The Importance of Code-Shifting When Writing

I am currently preparing to teach college composition this fall. I am busy writing my syllabus and meeting with other professors and perusing colleagues’ sample assignments. Honestly, I’m having so much fun that my cheeks hurt from absent-minded smiling.

As part of the university’s orientation, I am participating in a four-day Teaching Writing Workshop. In contrast to my normal daily routines, I am now finding myself in a room full of people who speak my language. My other language, that is.

In today’s session, I appreciate what our mentor shared about code-shifting. Obviously, we expect our students to write in ways that are appropriate for academia – in other words, “standard English.” But it is equally important that our students understand necessary rhetorical modes for given contexts.

In plain English, professors and students alike must appreciate that certain ways of communicating are perfectly appropriate for some situations, such as short summations sent by text messaging, informal notes passed through e-mail, and everyday jargon that may be expected in some social or familial circles.

One style of communicating should not be deemed as better, more valuable, or more intellectual than another style. Rather, each may be necessary in a certain setting. In a college composition class, though, students will benefit from learning another vernacular – the one most commonly shared amongst those in the world of research and citation and communication. I venture to say that this skill is helpful in other arenas too.

This idea of code-shifting, knowing when to use which form of communication, is far-reaching in its implications. As a mom to young children, I try to speak in ways they can understand. And whenever I am speaking to a group of women at a retreat or a Bible study, I speak in ways appropriate to that setting.

Then there’s the writing.

After three years in a graduate program for rhetoric and composition, I found that my own writing voice had become so formal that it took me some time to shift gears. Blogging, however, has been a great remedy for that. At first, my blog posts resembled longer paragraphs and lengthier sentence structures. There was even a somewhat “detached” voice – the kind that has become a hallmark in scientific writing. But the medium of blogging allows for a more casual tone. Now I find that I can switch back and forth more easily, depending on the writing requirement.

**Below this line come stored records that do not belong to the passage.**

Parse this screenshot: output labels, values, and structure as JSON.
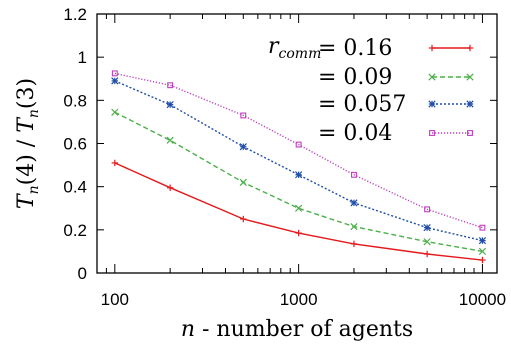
{
  "chart_data": {
    "type": "line",
    "xscale": "log",
    "xlim": [
      80,
      12000
    ],
    "ylim": [
      0,
      1.2
    ],
    "xticks": [
      100,
      1000,
      10000
    ],
    "xtick_labels": [
      "100",
      "1000",
      "10000"
    ],
    "yticks": [
      0,
      0.2,
      0.4,
      0.6,
      0.8,
      1,
      1.2
    ],
    "ytick_labels": [
      "0",
      "0.2",
      "0.4",
      "0.6",
      "0.8",
      "1",
      "1.2"
    ],
    "xlabel": {
      "var": "n",
      "text": " - number of agents"
    },
    "ylabel": {
      "var1": "T",
      "sub1": "n",
      "arg1": "(4)",
      "sep": " / ",
      "var2": "T",
      "sub2": "n",
      "arg2": "(3)"
    },
    "legend_title": {
      "var": "r",
      "sub": "comm"
    },
    "legend_position": "top-right",
    "grid": false,
    "x": [
      100,
      200,
      500,
      1000,
      2000,
      5000,
      10000
    ],
    "series": [
      {
        "name": "= 0.16",
        "color": "#e41a1c",
        "dash": "solid",
        "marker": "plus",
        "values": [
          0.51,
          0.395,
          0.25,
          0.185,
          0.135,
          0.088,
          0.06
        ]
      },
      {
        "name": "= 0.09",
        "color": "#4daf4a",
        "dash": "dashed",
        "marker": "x",
        "values": [
          0.745,
          0.615,
          0.42,
          0.3,
          0.215,
          0.145,
          0.1
        ]
      },
      {
        "name": "= 0.057",
        "color": "#1f4ea8",
        "dash": "dotted",
        "marker": "star",
        "values": [
          0.89,
          0.78,
          0.585,
          0.455,
          0.325,
          0.21,
          0.15
        ]
      },
      {
        "name": "= 0.04",
        "color": "#c03dc0",
        "dash": "dotted-fine",
        "marker": "square",
        "values": [
          0.925,
          0.87,
          0.73,
          0.595,
          0.455,
          0.295,
          0.21
        ]
      }
    ]
  }
}
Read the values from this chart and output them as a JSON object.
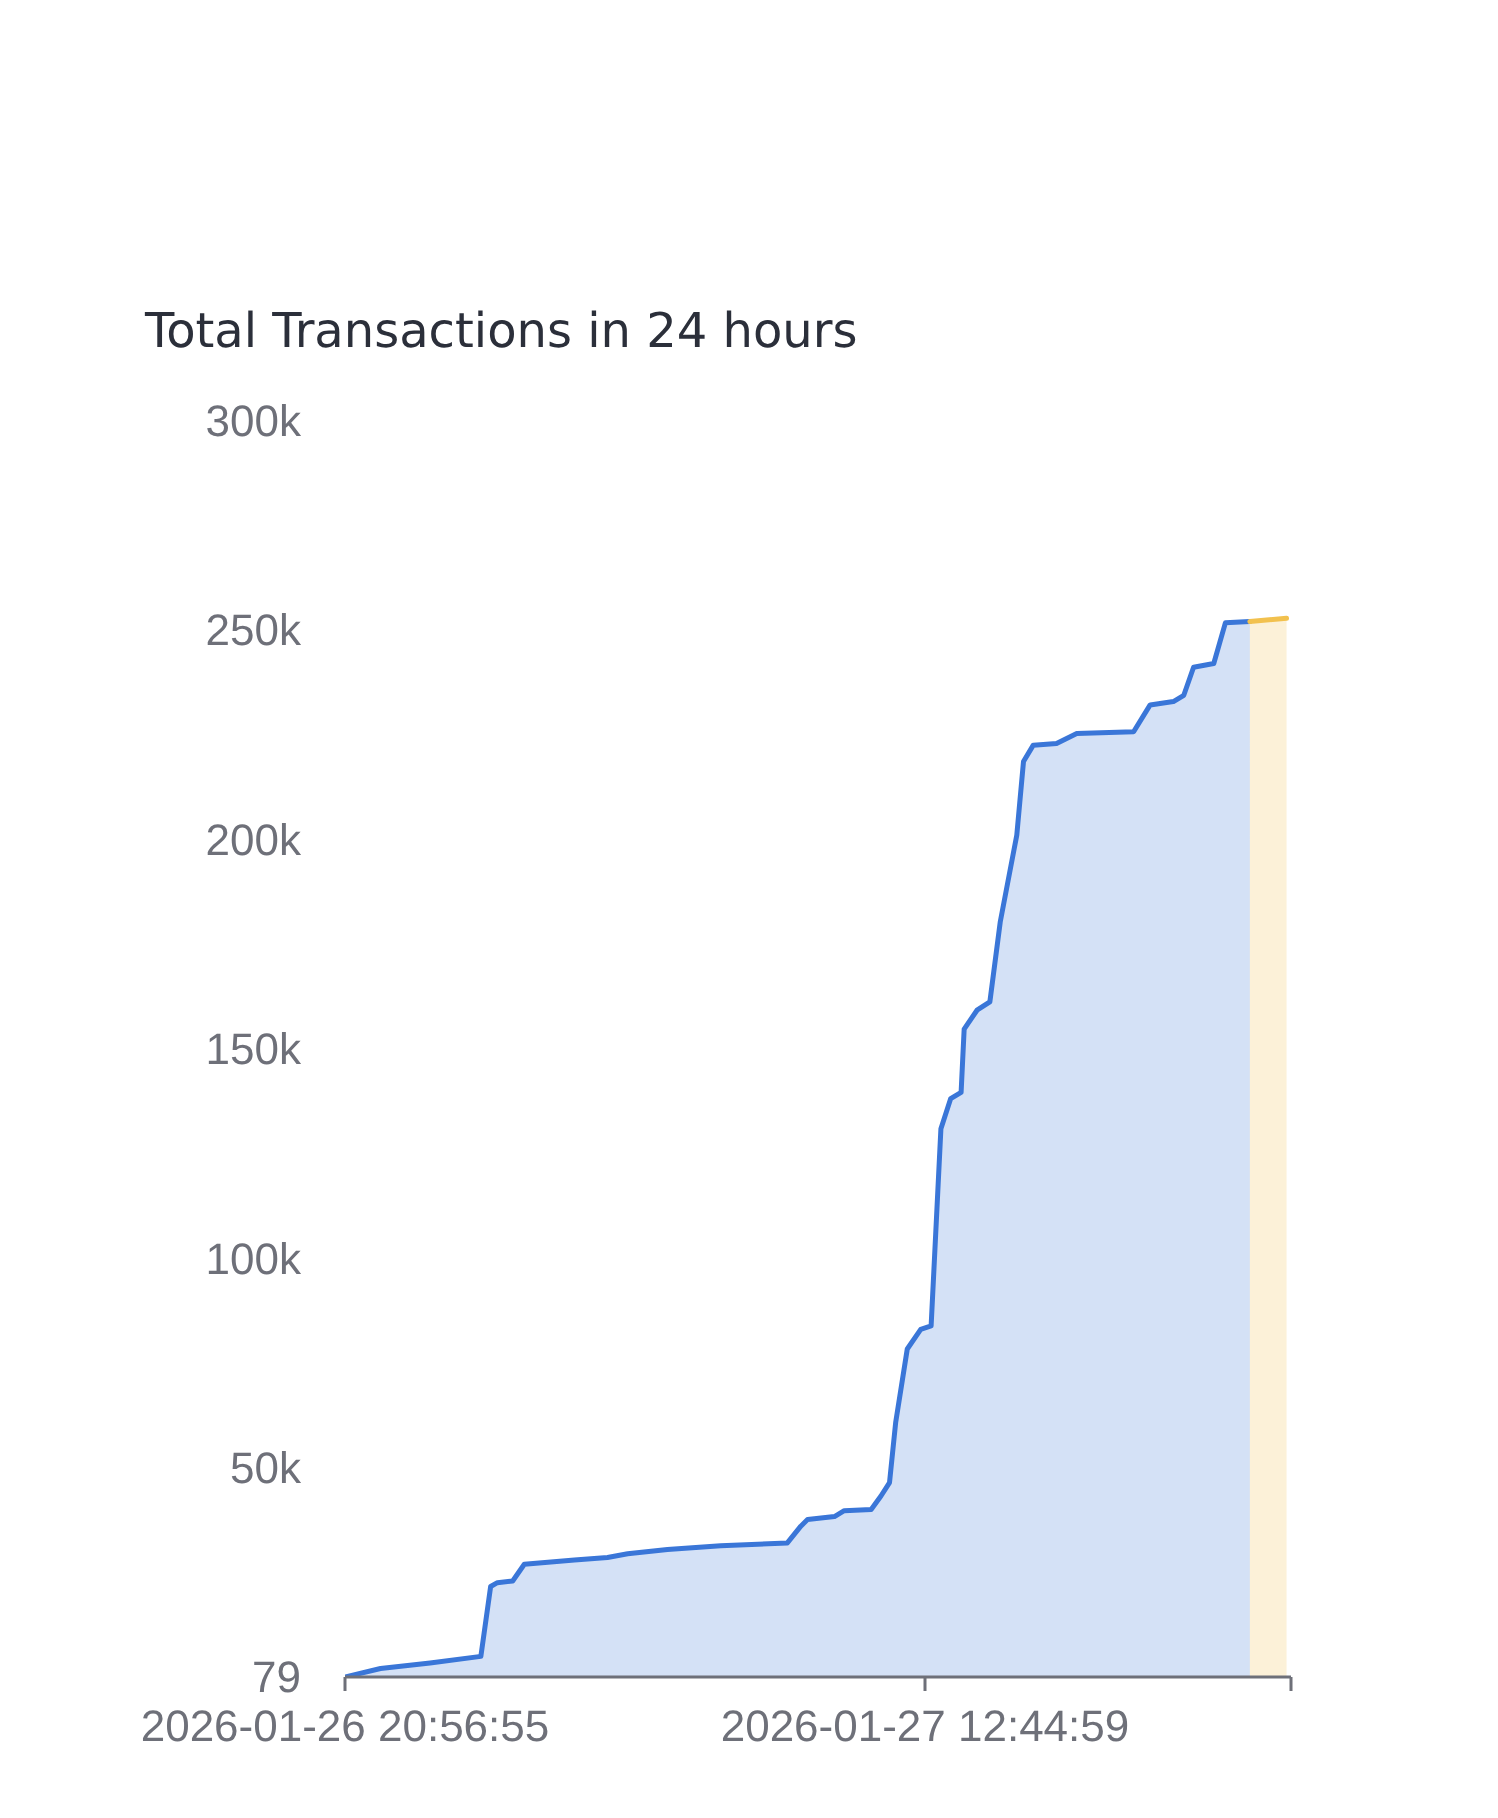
{
  "chart_data": {
    "type": "area",
    "title": "Total Transactions in 24 hours",
    "xlim": [
      "2026-01-26T20:56:55",
      "2026-01-27T22:43:15"
    ],
    "xticks": [
      {
        "value": "2026-01-26T20:56:55",
        "label": "2026-01-26 20:56:55"
      },
      {
        "value": "2026-01-27T12:44:59",
        "label": "2026-01-27 12:44:59"
      },
      {
        "value": "2026-01-27T22:43:15",
        "label": null
      }
    ],
    "ylim": [
      79,
      300000
    ],
    "yticks": [
      79,
      {
        "value": 50000,
        "label": "50k"
      },
      {
        "value": 100000,
        "label": "100k"
      },
      {
        "value": 150000,
        "label": "150k"
      },
      {
        "value": 200000,
        "label": "200k"
      },
      {
        "value": 250000,
        "label": "250k"
      },
      {
        "value": 300000,
        "label": "300k"
      }
    ],
    "series": [
      {
        "color": "#3a76d8",
        "x": [
          "2026-01-26T20:56:55",
          "2026-01-26T21:55",
          "2026-01-26T23:16",
          "2026-01-27T00:39",
          "2026-01-27T00:55",
          "2026-01-27T01:06",
          "2026-01-27T01:31",
          "2026-01-27T01:50",
          "2026-01-27T03:12",
          "2026-01-27T04:06",
          "2026-01-27T04:39",
          "2026-01-27T05:44",
          "2026-01-27T07:11",
          "2026-01-27T09:00",
          "2026-01-27T09:22",
          "2026-01-27T09:33",
          "2026-01-27T10:17",
          "2026-01-27T10:33",
          "2026-01-27T11:17",
          "2026-01-27T11:33",
          "2026-01-27T11:47",
          "2026-01-27T11:57",
          "2026-01-27T12:16",
          "2026-01-27T12:38",
          "2026-01-27T12:55",
          "2026-01-27T13:11",
          "2026-01-27T13:27",
          "2026-01-27T13:44",
          "2026-01-27T13:49",
          "2026-01-27T14:10",
          "2026-01-27T14:31",
          "2026-01-27T14:48",
          "2026-01-27T15:15",
          "2026-01-27T15:26",
          "2026-01-27T15:42",
          "2026-01-27T16:20",
          "2026-01-27T16:53",
          "2026-01-27T18:26",
          "2026-01-27T18:53",
          "2026-01-27T19:31",
          "2026-01-27T19:48",
          "2026-01-27T20:04",
          "2026-01-27T20:37",
          "2026-01-27T20:56",
          "2026-01-27T21:36"
        ],
        "values": [
          79,
          2100,
          3400,
          5000,
          21700,
          22600,
          23000,
          27000,
          28000,
          28600,
          29500,
          30500,
          31400,
          32100,
          36100,
          37700,
          38400,
          39800,
          40100,
          43300,
          46500,
          60800,
          78400,
          83100,
          83900,
          131000,
          138200,
          139700,
          154800,
          159300,
          161300,
          180400,
          201100,
          218700,
          222600,
          223000,
          225400,
          225800,
          232200,
          233000,
          234500,
          241200,
          242100,
          251800,
          252100
        ]
      },
      {
        "color": "#f2c14e",
        "x": [
          "2026-01-27T21:36",
          "2026-01-27T22:36"
        ],
        "values": [
          252100,
          252900
        ]
      }
    ]
  }
}
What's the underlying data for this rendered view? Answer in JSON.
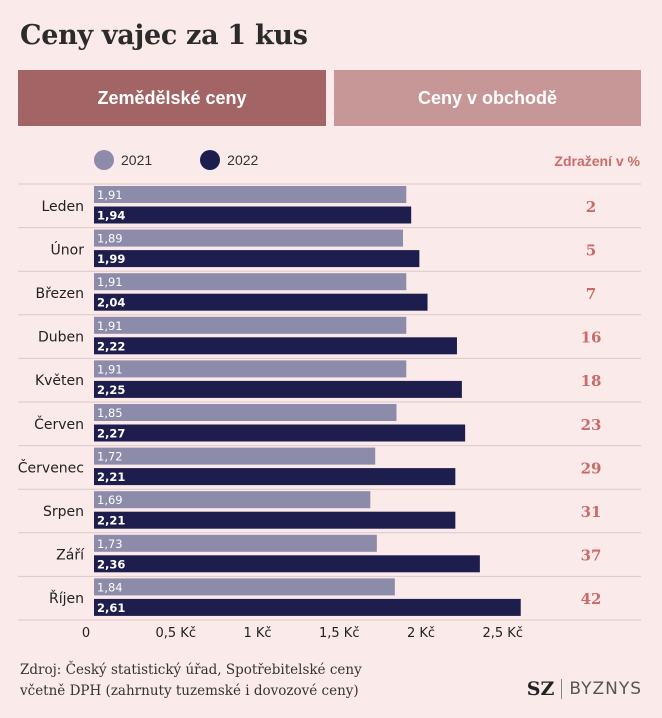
{
  "title": "Ceny vajec za 1 kus",
  "tabs": [
    {
      "label": "Zemědělské ceny",
      "active": true
    },
    {
      "label": "Ceny v obchodě",
      "active": false
    }
  ],
  "legend": [
    {
      "label": "2021",
      "color": "#8c8ba9"
    },
    {
      "label": "2022",
      "color": "#1e1e4e"
    }
  ],
  "pct_header": "Zdražení v %",
  "chart_data": {
    "type": "bar",
    "orientation": "horizontal",
    "title": "Ceny vajec za 1 kus",
    "categories": [
      "Leden",
      "Únor",
      "Březen",
      "Duben",
      "Květen",
      "Červen",
      "Červenec",
      "Srpen",
      "Září",
      "Říjen"
    ],
    "series": [
      {
        "name": "2021",
        "color": "#8c8ba9",
        "values": [
          1.91,
          1.89,
          1.91,
          1.91,
          1.91,
          1.85,
          1.72,
          1.69,
          1.73,
          1.84
        ],
        "labels": [
          "1,91",
          "1,89",
          "1,91",
          "1,91",
          "1,91",
          "1,85",
          "1,72",
          "1,69",
          "1,73",
          "1,84"
        ]
      },
      {
        "name": "2022",
        "color": "#1e1e4e",
        "values": [
          1.94,
          1.99,
          2.04,
          2.22,
          2.25,
          2.27,
          2.21,
          2.21,
          2.36,
          2.61
        ],
        "labels": [
          "1,94",
          "1,99",
          "2,04",
          "2,22",
          "2,25",
          "2,27",
          "2,21",
          "2,21",
          "2,36",
          "2,61"
        ]
      }
    ],
    "increase_pct": [
      "2",
      "5",
      "7",
      "16",
      "18",
      "23",
      "29",
      "31",
      "37",
      "42"
    ],
    "xticks": [
      0,
      0.5,
      1,
      1.5,
      2,
      2.5
    ],
    "xtick_labels": [
      "0",
      "0,5 Kč",
      "1 Kč",
      "1,5 Kč",
      "2 Kč",
      "2,5 Kč"
    ],
    "xlim": [
      0,
      2.8
    ],
    "grid": false,
    "legend_position": "top"
  },
  "footer": {
    "line1": "Zdroj: Český statistický úřad, Spotřebitelské ceny",
    "line2": "včetně DPH (zahrnuty tuzemské i dovozové ceny)"
  },
  "brand": {
    "sz": "SZ",
    "byznys": "BYZNYS"
  }
}
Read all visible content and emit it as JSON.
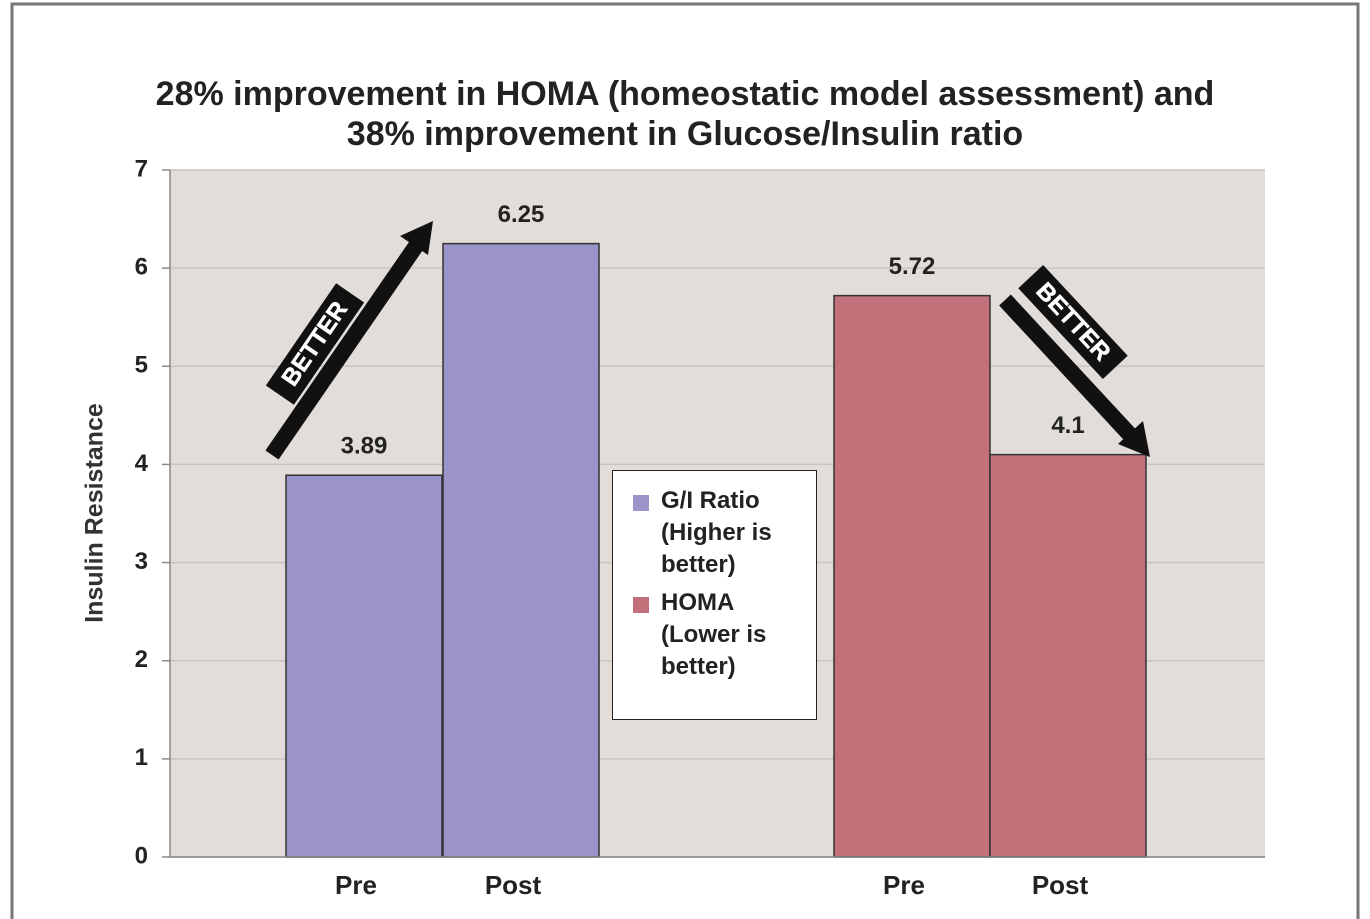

Code-shifting. It’s a great skill both in writing and in speaking.

Do you find yourself speaking or writing differently
depending on your audience?

2 thoughts on “The Importance of Code-Shifting When Writing

  1. First I had to stop laughing out loud over the “cheeks hurt from absent-minded smiling” comment. 🙂 Hurray for you !!!

    Yes, I code shift, even among my own blog posts. The group In Other Words Tuesdays has a more solemn tone to it. My other posts tend to be more humorous.

    I learned something today – I am a code-shifter. I wonder if that is akin to a shape-shifter? Probably not.
    Happy Tuesday !!

  2. What an informative post. I do find I have to rewrite often to reach an extensive audience. More often than not I'm sad to report what I think is written with clarity, has been interpreted far from the mark I was hoping to set.